Construction des forages
Pour calmer les esprits, le tribunal a rendu un jugement à la Salomon en priant l’accusé de poursuivre avec ses explications mais de faire «l’effort» d’être concis.
M. Bekolo Ebe s’est également expliqué sur le détournement allégué d’un peu plus de 10 millions de francs. Ce supposé forfait, selon l’accusation, a été réalisé à travers «l’application des prix illicites» lors de l’attribution de deux marchés. Pour sa défense sur ce volet, l’ancien recteur explique que les marchés querellés portaient sur la construction des forages à l’Université de Douala. L’un avait été attribué à l’issue d’une procédure d’appel d’offre, l’autre dans le cadre d’une procédure de gré de gré (sans concurrence) sur autorisation du Premier ministre, alors autorité des marchés.

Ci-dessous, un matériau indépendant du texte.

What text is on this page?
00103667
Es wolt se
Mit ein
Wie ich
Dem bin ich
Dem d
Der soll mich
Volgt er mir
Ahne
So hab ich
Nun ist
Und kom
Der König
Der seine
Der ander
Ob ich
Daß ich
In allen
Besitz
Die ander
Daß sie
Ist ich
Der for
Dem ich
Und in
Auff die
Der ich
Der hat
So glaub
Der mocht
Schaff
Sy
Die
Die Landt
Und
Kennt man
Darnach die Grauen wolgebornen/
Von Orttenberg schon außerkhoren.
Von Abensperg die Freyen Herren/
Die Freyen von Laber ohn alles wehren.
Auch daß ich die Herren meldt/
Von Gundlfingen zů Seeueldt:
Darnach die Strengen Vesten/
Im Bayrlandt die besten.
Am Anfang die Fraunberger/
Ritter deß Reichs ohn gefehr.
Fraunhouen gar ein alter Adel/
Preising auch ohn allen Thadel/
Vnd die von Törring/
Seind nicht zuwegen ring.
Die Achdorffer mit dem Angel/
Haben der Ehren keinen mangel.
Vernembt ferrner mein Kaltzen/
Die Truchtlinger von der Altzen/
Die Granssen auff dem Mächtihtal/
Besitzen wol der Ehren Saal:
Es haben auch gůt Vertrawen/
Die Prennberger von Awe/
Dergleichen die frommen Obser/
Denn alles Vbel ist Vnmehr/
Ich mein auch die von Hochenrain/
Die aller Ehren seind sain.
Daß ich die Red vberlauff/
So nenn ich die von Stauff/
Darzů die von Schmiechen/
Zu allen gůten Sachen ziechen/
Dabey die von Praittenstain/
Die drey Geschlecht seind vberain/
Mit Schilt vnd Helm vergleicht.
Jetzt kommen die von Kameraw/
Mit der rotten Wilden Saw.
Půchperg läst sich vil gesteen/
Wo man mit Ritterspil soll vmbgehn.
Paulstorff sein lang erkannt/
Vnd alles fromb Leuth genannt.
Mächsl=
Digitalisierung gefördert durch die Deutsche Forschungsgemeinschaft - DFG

Il a donné lecture d’un ensemble de textes indiquant en substance que l’autorité habilitée à fixer les prix est le ministre en charge du Commerce. Ce dernier le fait en début de chaque année budgétaire prenant arrêté fixant la «mercuriale des prix». Mais lorsqu’un prix ne figure pas dans la mercuriale, les prix projetés lors d’une transaction sont soumis au visa préalable de la direction (te la protection du consommateur au ministère du Commerce ou alors celui de la brigade régionale de répression de la fraude territorialement compétente.
L’accusé a donné lecture des dispositions de l’article 5 de l’arrêté ministériel évoqué selon lequel : «l’appel d’offre étant en soi un appel à concurrence, les prix et tarifs relatifs en découlant ne sont pas opposables à celle de la mercuriale des prix». «Les marchés en question ayant été passés par appel d’offre ne sont soumis ici ni à l’obligation du visa de la direction protection consommateur, ni à l’obligation de la mercuriale», indique l’ex-recteur.
Il va préciser que lorsqu’un marché est attribué sans appel d’offre, il revient aux membres de la commission (te passation des marchés parmi lesquels se trouve le contrôleur financier de l’université de s’assurer de la conformité des prix pratiqués. M. Bekolo indique qu’il n’était pas membre de ladite commission.
L’interrogatoire de l’ancien recteur par ses avocats se poursuit les 25 janvier, 2 et 16 février prochain. Rappelons que M. Bekolo Ebe répond d’un supposé détournement de la somme globale de 4 milliards réalisé tantôt à titre individuel tantôt en coaction pendant son séjour à la tête de l’Université de Douala entre 2007 et 2010. Il passé en jugement aux côtés d’anciens collaborateurs.